Steigende Umsatz mit Hard- und Software für VR

Für das Technologieunternehmen Zeiss bedeutet diese Technik den Einsatz von Kernkompetenzen: eine extrem hochwertige Linsenoptik. Die Brille aus deutschem Haus nutzt dabei das Display des Smartphones, das in das Headset geschoben wird. Die Lösung ist ergonomisch und muss nicht auf den Träger angepasst werden. KZero prognostiziert einen Gesamtumsatz für VR-Hard- und Software von 4,3 Mrd. US-Dollar in diesem Jahr, und mehr als neun Milliarden im Jahr 2018.

Prognostiziert wird ein massives Wachstum der Virtual Reality-Nutzer. KZero rechnet mit bis zu 171 Mio. Menschen bis zum Jahr 2018. Das Marktpotenzial liegt dabei sowohl bei den Endkunden (B2C) wie Gaming und Video, aber auch bei Industriekunden (B2B). „Sowohl im eCommerce, aber auch in eServices wie Destination Marketing, in der Bildung und Trainings, und auch in der Medizin und Ingenieurswissenschaften ist VR einsetzbar. Die Fokussierung auf erfolgreiche Lösungen wird stetig stärker“, sagt Troppenhagen.
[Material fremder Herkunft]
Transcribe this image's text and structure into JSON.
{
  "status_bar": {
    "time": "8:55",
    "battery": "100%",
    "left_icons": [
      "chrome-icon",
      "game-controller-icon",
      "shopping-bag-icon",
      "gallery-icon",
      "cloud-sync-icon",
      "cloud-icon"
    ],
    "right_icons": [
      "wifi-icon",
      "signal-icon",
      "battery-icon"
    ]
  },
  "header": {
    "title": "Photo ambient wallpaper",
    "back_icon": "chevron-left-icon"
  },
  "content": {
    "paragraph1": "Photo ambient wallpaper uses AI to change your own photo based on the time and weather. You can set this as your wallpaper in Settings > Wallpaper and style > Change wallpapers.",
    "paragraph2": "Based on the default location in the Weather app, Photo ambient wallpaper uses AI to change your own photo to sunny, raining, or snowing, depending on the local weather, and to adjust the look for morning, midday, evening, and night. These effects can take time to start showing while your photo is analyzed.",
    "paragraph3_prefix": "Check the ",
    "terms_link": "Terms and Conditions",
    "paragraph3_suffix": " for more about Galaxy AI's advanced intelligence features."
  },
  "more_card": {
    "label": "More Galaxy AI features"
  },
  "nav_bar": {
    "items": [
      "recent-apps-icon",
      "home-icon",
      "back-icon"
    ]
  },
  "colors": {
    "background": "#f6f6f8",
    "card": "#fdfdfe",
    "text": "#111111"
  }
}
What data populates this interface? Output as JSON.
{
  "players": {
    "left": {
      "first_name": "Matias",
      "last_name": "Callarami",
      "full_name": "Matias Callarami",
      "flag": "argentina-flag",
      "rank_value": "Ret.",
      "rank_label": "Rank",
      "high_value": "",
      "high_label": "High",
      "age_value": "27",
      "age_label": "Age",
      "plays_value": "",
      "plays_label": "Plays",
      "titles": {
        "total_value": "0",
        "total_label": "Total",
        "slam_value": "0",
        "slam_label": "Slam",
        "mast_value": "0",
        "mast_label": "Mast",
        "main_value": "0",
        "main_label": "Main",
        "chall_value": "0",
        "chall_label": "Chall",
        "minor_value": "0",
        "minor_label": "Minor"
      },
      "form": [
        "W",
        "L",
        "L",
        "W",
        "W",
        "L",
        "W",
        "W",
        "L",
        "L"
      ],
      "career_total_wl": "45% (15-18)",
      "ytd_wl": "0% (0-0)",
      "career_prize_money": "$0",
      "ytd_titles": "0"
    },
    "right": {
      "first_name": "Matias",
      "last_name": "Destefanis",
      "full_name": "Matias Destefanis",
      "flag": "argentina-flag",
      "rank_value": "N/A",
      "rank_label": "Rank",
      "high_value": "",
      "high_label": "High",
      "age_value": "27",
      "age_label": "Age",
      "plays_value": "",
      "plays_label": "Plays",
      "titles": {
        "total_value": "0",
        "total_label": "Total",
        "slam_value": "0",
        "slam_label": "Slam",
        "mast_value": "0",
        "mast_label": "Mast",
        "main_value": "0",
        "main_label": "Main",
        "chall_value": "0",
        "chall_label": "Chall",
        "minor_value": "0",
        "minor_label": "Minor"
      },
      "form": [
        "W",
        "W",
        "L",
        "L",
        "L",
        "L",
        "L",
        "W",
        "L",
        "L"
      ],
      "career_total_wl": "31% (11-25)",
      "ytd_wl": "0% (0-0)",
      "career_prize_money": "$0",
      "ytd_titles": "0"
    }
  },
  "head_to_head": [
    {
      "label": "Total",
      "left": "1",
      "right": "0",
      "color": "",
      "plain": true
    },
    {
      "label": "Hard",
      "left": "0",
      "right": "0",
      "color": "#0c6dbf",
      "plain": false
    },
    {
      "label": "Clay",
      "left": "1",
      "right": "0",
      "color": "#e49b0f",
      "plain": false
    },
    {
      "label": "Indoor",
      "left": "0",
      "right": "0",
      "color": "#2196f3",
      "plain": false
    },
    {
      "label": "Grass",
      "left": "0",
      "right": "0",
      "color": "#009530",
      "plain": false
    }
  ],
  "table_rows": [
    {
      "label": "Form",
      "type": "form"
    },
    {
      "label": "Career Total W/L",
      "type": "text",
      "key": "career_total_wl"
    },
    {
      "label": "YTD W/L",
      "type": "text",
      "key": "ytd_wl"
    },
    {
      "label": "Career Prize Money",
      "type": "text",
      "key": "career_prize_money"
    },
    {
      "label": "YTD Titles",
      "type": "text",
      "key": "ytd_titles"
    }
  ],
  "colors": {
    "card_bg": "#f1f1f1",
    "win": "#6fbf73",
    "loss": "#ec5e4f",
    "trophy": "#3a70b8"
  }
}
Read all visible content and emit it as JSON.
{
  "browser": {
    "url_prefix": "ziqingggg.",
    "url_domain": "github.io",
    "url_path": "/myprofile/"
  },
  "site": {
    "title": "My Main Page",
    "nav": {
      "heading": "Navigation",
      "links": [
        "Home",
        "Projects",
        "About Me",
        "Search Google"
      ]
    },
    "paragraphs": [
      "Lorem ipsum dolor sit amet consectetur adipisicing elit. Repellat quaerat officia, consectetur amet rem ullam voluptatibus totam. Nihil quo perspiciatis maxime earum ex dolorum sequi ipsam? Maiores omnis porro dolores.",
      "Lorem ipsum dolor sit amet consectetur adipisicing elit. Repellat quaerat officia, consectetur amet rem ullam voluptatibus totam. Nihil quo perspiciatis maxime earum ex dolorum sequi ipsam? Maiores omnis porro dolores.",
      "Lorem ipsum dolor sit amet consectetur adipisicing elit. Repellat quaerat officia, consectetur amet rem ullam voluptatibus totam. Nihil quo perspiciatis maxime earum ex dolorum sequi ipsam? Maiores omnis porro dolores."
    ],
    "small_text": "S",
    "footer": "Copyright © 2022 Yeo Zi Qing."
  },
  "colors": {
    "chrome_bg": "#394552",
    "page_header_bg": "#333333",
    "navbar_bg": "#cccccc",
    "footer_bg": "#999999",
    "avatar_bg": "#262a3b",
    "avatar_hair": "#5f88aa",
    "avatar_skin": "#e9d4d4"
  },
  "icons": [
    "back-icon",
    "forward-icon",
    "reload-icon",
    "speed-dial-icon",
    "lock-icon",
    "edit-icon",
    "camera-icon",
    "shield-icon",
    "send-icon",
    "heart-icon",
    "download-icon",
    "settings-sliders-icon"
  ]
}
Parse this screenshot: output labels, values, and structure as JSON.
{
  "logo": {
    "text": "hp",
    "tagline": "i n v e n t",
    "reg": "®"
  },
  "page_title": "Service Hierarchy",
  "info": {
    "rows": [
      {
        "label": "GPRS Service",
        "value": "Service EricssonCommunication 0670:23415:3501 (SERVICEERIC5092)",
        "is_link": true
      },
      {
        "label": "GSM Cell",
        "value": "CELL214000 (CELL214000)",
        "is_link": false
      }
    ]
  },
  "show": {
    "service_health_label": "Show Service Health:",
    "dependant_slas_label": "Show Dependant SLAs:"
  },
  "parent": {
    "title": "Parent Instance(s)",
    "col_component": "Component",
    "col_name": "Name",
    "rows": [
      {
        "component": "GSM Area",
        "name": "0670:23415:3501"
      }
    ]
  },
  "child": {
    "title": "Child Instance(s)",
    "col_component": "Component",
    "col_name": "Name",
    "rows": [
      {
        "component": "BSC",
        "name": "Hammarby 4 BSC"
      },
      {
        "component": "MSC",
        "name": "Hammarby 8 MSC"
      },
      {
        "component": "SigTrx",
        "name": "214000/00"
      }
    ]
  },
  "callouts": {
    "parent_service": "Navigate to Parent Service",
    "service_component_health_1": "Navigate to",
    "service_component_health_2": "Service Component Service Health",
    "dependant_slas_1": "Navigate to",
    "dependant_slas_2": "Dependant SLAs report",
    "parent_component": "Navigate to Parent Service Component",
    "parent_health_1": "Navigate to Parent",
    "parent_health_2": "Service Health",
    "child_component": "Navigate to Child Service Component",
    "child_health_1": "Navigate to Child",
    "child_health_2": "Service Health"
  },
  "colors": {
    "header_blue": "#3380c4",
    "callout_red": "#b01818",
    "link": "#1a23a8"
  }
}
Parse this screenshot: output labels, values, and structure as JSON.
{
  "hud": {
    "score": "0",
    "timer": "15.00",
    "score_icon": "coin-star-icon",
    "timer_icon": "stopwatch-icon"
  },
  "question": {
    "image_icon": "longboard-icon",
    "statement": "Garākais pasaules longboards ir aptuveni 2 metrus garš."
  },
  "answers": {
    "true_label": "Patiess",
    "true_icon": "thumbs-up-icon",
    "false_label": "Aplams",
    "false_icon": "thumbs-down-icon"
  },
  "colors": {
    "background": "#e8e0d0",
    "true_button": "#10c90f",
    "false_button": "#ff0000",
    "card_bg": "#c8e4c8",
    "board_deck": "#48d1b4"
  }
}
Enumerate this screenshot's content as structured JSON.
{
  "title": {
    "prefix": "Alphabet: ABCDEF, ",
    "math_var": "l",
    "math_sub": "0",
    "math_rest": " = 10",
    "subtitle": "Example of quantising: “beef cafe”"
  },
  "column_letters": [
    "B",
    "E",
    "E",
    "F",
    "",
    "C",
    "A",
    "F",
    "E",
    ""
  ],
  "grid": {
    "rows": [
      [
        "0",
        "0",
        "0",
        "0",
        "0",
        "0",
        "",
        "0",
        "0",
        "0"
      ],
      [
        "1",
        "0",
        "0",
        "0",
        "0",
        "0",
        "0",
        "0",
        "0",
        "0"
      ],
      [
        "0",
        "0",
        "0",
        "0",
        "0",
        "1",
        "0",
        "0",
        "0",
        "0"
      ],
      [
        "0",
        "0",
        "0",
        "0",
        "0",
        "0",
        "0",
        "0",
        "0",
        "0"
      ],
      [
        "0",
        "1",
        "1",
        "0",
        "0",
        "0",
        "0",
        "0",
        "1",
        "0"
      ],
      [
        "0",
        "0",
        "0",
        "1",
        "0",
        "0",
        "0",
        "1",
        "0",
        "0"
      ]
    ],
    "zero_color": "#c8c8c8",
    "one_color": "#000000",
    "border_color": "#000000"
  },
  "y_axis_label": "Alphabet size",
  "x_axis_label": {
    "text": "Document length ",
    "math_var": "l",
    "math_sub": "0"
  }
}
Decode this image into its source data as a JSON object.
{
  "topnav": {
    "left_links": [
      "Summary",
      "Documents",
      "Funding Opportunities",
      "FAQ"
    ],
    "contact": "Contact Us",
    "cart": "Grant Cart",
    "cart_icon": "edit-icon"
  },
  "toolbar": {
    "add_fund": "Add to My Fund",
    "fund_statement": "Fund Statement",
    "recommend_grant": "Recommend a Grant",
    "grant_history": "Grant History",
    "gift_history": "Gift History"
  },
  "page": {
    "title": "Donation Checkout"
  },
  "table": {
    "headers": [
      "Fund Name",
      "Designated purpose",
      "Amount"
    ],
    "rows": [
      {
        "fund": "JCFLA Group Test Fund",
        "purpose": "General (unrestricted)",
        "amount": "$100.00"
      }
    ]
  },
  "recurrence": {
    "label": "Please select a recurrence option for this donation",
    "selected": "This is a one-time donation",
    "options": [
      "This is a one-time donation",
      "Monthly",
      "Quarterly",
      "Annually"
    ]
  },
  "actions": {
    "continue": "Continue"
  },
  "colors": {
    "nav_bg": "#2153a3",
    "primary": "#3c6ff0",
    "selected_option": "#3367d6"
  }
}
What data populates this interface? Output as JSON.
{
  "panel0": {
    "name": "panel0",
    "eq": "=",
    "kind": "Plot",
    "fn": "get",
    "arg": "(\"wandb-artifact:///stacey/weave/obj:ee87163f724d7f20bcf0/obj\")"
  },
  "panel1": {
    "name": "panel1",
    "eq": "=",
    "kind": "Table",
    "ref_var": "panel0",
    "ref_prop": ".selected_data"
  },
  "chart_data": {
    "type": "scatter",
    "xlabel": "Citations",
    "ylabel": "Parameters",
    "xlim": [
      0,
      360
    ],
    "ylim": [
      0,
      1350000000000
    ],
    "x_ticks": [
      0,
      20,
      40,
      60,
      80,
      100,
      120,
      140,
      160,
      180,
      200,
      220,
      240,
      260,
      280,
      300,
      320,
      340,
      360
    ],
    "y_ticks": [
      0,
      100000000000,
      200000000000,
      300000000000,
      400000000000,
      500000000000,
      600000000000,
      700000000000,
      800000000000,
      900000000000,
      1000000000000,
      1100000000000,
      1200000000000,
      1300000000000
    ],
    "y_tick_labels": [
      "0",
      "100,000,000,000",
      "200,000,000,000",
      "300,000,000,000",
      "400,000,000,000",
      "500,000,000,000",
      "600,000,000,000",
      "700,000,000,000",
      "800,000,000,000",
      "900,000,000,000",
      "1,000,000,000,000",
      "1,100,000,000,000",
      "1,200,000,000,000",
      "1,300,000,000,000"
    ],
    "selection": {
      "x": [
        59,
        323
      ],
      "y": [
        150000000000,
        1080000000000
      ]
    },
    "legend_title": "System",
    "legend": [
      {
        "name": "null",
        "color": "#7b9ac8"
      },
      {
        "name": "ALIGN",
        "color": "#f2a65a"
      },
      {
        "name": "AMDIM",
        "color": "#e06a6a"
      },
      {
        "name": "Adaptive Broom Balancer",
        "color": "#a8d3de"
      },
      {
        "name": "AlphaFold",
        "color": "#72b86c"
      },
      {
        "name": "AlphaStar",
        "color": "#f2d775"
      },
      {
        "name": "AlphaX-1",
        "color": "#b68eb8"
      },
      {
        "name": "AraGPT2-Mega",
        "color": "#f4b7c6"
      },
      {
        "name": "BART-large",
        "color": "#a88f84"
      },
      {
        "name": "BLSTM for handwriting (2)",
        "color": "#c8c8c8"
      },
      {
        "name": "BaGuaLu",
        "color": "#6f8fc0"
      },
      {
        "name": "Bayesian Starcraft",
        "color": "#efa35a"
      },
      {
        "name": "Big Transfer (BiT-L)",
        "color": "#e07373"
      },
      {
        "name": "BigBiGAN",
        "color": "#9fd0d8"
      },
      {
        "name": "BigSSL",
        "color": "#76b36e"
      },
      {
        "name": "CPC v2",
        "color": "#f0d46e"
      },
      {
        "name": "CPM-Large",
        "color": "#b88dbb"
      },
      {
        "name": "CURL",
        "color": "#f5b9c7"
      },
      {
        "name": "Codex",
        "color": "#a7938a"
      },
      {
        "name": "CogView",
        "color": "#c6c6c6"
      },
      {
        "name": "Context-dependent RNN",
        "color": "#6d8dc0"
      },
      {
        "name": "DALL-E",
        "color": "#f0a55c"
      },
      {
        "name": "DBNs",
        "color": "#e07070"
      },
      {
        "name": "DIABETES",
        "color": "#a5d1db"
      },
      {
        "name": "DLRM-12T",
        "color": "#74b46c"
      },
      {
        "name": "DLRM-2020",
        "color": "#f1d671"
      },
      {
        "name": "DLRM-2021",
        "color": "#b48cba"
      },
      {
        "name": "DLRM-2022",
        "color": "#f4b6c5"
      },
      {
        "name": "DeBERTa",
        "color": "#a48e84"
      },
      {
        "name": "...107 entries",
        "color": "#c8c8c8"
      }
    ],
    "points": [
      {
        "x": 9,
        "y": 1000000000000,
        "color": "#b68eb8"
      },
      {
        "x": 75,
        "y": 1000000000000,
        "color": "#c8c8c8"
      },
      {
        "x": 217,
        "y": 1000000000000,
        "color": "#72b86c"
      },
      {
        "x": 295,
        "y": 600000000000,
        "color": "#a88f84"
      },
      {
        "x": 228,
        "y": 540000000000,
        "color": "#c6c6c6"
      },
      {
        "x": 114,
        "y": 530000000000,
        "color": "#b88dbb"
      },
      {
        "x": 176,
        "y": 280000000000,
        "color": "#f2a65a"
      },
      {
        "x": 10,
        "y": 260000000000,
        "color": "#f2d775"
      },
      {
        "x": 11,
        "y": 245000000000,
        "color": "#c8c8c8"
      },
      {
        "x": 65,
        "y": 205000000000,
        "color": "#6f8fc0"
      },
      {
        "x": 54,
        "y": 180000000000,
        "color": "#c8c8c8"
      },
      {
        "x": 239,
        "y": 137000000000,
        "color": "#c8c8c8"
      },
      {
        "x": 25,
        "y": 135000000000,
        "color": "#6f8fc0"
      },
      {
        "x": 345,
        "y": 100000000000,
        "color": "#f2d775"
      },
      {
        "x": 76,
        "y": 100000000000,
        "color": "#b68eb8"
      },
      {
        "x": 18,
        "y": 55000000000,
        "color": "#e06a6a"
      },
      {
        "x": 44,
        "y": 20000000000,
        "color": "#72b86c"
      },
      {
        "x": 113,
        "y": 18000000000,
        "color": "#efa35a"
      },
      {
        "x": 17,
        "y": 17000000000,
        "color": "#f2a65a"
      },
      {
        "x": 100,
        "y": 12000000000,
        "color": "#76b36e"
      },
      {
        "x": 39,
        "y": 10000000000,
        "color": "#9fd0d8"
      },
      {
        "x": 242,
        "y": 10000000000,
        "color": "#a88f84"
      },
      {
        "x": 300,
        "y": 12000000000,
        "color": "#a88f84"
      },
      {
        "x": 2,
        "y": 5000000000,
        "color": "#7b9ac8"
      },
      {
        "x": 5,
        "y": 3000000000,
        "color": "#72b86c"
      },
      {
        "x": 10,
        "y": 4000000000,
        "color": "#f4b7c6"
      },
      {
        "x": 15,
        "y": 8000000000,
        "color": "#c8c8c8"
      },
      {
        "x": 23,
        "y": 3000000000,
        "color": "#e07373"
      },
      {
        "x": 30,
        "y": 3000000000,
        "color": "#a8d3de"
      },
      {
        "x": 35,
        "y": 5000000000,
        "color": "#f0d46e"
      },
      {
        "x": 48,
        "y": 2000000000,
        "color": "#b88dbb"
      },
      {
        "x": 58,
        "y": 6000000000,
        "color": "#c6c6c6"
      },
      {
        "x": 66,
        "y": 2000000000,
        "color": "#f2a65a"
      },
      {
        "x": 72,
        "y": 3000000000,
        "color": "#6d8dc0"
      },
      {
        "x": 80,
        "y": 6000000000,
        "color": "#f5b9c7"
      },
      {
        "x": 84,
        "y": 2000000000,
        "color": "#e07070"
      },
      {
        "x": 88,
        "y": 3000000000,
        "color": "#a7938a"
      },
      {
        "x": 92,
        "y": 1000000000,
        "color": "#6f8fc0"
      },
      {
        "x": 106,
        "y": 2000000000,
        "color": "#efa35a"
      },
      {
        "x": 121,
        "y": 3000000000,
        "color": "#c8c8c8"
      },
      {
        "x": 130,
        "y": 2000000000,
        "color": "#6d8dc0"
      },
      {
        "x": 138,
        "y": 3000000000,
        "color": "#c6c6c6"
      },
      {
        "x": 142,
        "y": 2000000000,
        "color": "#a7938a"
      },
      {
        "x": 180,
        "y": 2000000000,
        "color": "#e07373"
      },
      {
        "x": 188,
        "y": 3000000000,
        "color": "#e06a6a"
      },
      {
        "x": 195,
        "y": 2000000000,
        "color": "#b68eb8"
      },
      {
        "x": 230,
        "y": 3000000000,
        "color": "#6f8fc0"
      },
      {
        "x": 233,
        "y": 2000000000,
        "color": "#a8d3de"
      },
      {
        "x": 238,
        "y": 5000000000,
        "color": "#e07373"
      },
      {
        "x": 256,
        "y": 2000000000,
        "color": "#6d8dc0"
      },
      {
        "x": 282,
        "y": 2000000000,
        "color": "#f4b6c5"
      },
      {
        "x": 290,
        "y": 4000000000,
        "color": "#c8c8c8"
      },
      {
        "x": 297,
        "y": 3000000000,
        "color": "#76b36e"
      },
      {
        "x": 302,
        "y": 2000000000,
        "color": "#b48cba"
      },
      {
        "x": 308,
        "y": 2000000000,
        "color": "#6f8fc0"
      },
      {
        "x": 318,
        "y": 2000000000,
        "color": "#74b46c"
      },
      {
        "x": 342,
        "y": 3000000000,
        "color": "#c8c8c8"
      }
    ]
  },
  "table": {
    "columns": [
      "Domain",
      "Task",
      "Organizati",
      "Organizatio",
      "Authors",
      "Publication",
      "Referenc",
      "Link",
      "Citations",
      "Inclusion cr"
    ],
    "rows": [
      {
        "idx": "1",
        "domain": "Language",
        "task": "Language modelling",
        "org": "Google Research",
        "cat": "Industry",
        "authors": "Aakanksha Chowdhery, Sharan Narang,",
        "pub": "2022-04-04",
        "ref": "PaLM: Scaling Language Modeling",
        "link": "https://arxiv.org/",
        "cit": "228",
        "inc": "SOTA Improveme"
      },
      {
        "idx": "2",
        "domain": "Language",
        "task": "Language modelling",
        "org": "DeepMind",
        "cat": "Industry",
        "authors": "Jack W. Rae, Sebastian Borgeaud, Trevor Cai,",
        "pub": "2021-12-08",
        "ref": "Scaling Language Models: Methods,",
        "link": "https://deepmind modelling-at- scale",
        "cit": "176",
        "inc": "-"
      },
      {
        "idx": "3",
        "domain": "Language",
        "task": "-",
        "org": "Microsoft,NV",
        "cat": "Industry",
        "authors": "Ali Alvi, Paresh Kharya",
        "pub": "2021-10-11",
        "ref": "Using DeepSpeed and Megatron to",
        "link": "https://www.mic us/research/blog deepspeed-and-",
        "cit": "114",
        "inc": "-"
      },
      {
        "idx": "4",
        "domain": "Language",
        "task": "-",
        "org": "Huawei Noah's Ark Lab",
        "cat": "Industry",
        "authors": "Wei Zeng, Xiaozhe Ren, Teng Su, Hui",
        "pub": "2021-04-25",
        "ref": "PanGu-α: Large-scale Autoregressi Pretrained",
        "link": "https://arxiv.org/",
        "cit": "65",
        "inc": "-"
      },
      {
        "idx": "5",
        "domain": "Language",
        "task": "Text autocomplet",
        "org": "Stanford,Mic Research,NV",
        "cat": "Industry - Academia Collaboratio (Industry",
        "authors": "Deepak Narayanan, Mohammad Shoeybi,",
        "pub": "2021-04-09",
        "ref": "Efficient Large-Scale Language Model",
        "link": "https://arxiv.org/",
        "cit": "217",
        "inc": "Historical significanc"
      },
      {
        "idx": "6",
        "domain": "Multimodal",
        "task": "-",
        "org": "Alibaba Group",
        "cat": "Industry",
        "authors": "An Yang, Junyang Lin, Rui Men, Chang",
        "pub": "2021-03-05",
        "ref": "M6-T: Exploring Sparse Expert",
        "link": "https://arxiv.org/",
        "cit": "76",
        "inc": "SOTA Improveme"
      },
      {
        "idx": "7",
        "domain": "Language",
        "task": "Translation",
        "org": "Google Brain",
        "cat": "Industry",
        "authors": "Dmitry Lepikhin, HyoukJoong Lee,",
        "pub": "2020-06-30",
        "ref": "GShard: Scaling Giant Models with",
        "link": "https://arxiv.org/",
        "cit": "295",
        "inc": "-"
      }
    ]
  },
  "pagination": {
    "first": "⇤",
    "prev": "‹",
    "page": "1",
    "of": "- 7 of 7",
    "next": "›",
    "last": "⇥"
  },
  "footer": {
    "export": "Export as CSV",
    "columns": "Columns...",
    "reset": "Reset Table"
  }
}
Das spüren auch Investoren - und setzen insgesamt 2,3 Mrd. Euro in den letzten zwei Jahren ein. Ein immenses Marktpotential von über 300 Mrd. US-Dollar liegt dabei im B2B, ergab der Statista Digital Market Outlook. Im Entertainment sind es nur 67,6 Mrd. - führend dabei Gaming mit 39,5 Mrd. Dollar. Erst vor wenigen Wochen hat Zeiss auf der E3 Messe in Los Angeles die Zeiss VR ONE Plus ausgestellt - die E3 gilt als Treffpunkt der internationalen Gaming-Gemeinde.

Für aktuelle Smartphone-Modelle

Die Zeiss VR ONE Plus wird universell mit den meisten aktuellen Smartphones mit Display-Diagonalen zwischen 4,7 und 5,5'' nutzbar sein, Vorbestellungen sind bereits möglich. Der Preis für das neue Modell ist identisch zum Vorgänger, 129 Euro kostet die Zeiss VR ONE Plus. Mit einem immersiven Erlebnis können 360° Videos und 360° Panoramabilder interaktiv betrachtet werden, auch dem Genuss von 3-D-Filmen steht nichts im Wege. Durch Nutzung der Smartphone-Kamera kann der Nutzer auch Augmented-Reality-Apps verwenden.